Dans une allocution aux actionnaires lors de l’assemblée générale annuelle de la banque mardi, le PDG de la Banque Scotia, Brian Porter, a qualifié la «taxe bancaire» de «réaction instinctive», selon ses remarques préparées.
« Non seulement la taxe bancaire est une réaction instinctive qui envoie le mauvais message à la communauté mondiale des investisseurs… c’est en fin de compte une taxe pour vous, nos actionnaires – dont environ 70 % sont canadiens. Il s’agit d’une taxe sur ceux qui détiennent directement nos actions ou qui y participent par le biais de régimes de retraite ou de fonds communs de placement, de fonds indiciels ou d’ETF [exchange-traded funds]», lit une copie de son adresse.
La plate-forme libérale a également promis une série d’autres initiatives d’équité fiscale qui pourraient injecter davantage de milliards dans les coffres fédéraux, si elles sont poursuivies dans ce budget.
Alors que le gouvernement cherche à augmenter ses revenus pour aider à payer tout ce qu’il a promis, l’ancien directeur parlementaire du budget et actuel président de l’Institut d’études fiscales et de la démocratie de l’Université d’Ottawa, Kevin Page, a déclaré à CTV News qu’ils pourraient se sentir justifiés de cibler les banques et les secteurs de l’assurance étant donné qu’ils « ont essentiellement traversé la récession en 2020-21 sans en être marqués ».

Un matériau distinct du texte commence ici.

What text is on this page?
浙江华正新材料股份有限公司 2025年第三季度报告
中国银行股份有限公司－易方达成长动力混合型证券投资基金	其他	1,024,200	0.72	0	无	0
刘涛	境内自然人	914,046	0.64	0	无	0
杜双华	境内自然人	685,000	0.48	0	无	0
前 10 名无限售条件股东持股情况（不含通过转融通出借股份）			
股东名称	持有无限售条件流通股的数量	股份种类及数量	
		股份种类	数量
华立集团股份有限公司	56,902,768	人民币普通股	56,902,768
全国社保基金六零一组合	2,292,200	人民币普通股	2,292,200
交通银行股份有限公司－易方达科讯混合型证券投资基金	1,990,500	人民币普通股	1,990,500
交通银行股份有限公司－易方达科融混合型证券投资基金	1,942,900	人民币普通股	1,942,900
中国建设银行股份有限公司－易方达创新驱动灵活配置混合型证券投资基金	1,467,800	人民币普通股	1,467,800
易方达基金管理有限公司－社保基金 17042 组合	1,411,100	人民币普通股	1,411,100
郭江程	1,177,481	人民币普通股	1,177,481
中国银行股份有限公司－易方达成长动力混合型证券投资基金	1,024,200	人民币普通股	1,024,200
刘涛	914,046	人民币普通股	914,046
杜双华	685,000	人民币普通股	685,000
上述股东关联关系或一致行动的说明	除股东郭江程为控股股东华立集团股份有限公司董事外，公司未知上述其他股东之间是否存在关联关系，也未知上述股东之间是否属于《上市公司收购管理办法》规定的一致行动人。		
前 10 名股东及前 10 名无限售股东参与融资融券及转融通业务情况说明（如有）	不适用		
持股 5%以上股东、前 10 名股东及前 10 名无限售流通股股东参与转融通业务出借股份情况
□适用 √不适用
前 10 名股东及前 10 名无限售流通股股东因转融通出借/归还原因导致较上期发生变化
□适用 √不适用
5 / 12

« Si vous cherchez des revenus, et que vous cherchez à faire de nouvelles choses pour aider à renforcer l’économie post-COVID, c’est certainement un secteur qui s’est démarqué, qui s’est très bien comporté, qui pourrait probablement résister à une augmentation d’impôts », Page mentionné.
Les experts avec lesquels CTV News s’est entretenu ont déclaré que cette surtaxe à venir pourrait être le début d’une nouvelle tendance, ouvrant la possibilité au gouvernement fédéral de poursuivre de futures augmentations d’impôts sur des secteurs lucratifs.
Le NPD a déclaré qu’il souhaitait que les sociétés pétrolières rentables et les magasins à grande surface soient également soumis à une augmentation de l’impôt sur les sociétés, et c’est quelque chose que Singh a déclaré aux journalistes mardi pour lequel il continuera de faire pression.
Freeland déposera le budget à 16 h HNE jeudi à la Chambre des communes.